Most proposals involve a pair of deep tubes starting somewhere in NJ Meadowlands running entirely under Manhattan and either part of Bronx (or in case of the LI option presumably under Queens) to emerge somewhere around New Rochelle (or for LI option, somewhere beyond Jamaica I suppose), with a station under Penn Station, possibility of a station under GCT, though that has been downplayed of late. This segment is least likely to befunded early on, and possibly never, since it is very very expensive and RoI is somewhat debatable.


----------



## Nexis4Jersey (Nov 28, 2012)

I think they would go with the cut and cover methond instead of Boring which would be slower and more expensive under the sound. As for Long Island they would only need to get to Hicksville then they could ride the LIE ROW intill Medford , the Tunnel portal on LI is near Wading River and not Port Jefferson.


----------



## Timmy (Dec 28, 2012)

jis said:


> Anderson said:
> 
> 
> > One interesting question about this proposal (and others): What're the plans for routing within NYC? A new level at Penn? A new "area" to the station adjacent?
> ...


A connection tunnel from Penn to GCT could be used not only for HSR, but also for a commuter service cross citylink (something like crossrail in London), connecting different suburban rail systems and allowing through running from NJ to LI and Westchester.

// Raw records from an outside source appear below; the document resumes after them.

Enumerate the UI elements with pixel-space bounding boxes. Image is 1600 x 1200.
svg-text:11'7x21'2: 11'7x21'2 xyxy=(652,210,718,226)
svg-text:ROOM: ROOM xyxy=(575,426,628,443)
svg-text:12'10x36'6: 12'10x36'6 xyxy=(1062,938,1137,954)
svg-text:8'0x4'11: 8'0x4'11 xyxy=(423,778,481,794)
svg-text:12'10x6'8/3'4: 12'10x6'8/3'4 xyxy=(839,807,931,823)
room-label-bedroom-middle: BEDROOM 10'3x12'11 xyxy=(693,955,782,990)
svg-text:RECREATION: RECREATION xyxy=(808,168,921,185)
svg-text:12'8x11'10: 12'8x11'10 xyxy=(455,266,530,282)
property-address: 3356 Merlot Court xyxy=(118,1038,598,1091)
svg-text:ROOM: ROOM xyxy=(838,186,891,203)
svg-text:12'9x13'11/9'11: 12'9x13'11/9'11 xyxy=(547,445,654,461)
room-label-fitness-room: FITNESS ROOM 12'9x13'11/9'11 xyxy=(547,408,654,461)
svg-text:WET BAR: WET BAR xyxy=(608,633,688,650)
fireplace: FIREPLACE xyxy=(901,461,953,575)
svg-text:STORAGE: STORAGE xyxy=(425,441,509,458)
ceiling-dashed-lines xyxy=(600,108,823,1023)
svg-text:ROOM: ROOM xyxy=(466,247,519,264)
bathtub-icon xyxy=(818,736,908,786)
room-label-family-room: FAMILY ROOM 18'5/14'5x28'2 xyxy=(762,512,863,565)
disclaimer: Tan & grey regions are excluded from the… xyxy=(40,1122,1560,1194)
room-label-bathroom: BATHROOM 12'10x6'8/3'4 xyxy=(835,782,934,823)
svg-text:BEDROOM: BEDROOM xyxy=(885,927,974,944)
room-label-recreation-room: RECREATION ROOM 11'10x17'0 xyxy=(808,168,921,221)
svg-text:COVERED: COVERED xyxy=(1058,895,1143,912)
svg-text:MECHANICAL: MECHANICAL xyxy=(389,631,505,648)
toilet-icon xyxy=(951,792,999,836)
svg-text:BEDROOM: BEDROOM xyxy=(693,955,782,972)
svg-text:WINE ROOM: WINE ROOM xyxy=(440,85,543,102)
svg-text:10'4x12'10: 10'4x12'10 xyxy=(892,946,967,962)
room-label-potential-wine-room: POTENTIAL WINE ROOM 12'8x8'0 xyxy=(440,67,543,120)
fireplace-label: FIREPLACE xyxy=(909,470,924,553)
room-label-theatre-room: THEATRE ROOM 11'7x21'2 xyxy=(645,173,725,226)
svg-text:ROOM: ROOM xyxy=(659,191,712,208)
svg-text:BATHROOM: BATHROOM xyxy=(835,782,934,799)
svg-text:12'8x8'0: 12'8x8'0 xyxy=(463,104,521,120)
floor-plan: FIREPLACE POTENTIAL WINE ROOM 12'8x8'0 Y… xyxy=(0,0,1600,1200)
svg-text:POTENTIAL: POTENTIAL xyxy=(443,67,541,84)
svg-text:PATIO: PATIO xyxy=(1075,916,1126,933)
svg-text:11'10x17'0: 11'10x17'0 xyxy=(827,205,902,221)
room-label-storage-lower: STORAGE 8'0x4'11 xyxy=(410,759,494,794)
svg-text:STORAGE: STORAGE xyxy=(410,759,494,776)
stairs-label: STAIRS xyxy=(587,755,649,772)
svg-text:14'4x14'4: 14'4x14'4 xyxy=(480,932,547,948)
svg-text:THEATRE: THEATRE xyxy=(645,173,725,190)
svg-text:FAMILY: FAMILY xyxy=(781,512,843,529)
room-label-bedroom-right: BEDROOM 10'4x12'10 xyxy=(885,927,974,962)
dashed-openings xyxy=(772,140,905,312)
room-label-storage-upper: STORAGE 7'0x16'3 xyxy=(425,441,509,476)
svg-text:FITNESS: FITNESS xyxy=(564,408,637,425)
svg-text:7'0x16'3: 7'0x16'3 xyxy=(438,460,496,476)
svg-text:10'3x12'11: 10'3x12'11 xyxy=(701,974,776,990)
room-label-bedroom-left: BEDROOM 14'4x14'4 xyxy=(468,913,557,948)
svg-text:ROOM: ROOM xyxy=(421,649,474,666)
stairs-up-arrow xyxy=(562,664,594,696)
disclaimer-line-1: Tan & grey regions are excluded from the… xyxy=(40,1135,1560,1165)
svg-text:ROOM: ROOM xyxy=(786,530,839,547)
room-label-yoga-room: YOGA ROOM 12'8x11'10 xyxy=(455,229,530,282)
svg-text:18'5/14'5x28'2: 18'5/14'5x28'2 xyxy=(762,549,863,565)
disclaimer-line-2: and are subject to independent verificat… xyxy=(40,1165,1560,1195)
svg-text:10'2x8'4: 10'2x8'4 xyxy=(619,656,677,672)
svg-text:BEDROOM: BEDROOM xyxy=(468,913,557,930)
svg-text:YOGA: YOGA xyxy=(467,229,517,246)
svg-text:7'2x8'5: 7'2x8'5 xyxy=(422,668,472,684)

On the other hand, a stop in Jamaica and a direct connection to a JFK airport HSR station (tunnel or elevated line) would allow people on short haul connecting flights from the airport to continue their journey easily by train. This would free up slots in the areas congested airports. This is how most major airports in Europe operate (Frankfurt, Paris, Amsterdam, etc).


----------



## jis (Dec 28, 2012)

I think the probability of this happening at present is marginally greater than zero but significantly less than 0.001%  but things could change if the PEIS takes it more seriously. So we'll have to wait and see, but still a very very long shot at best.


----------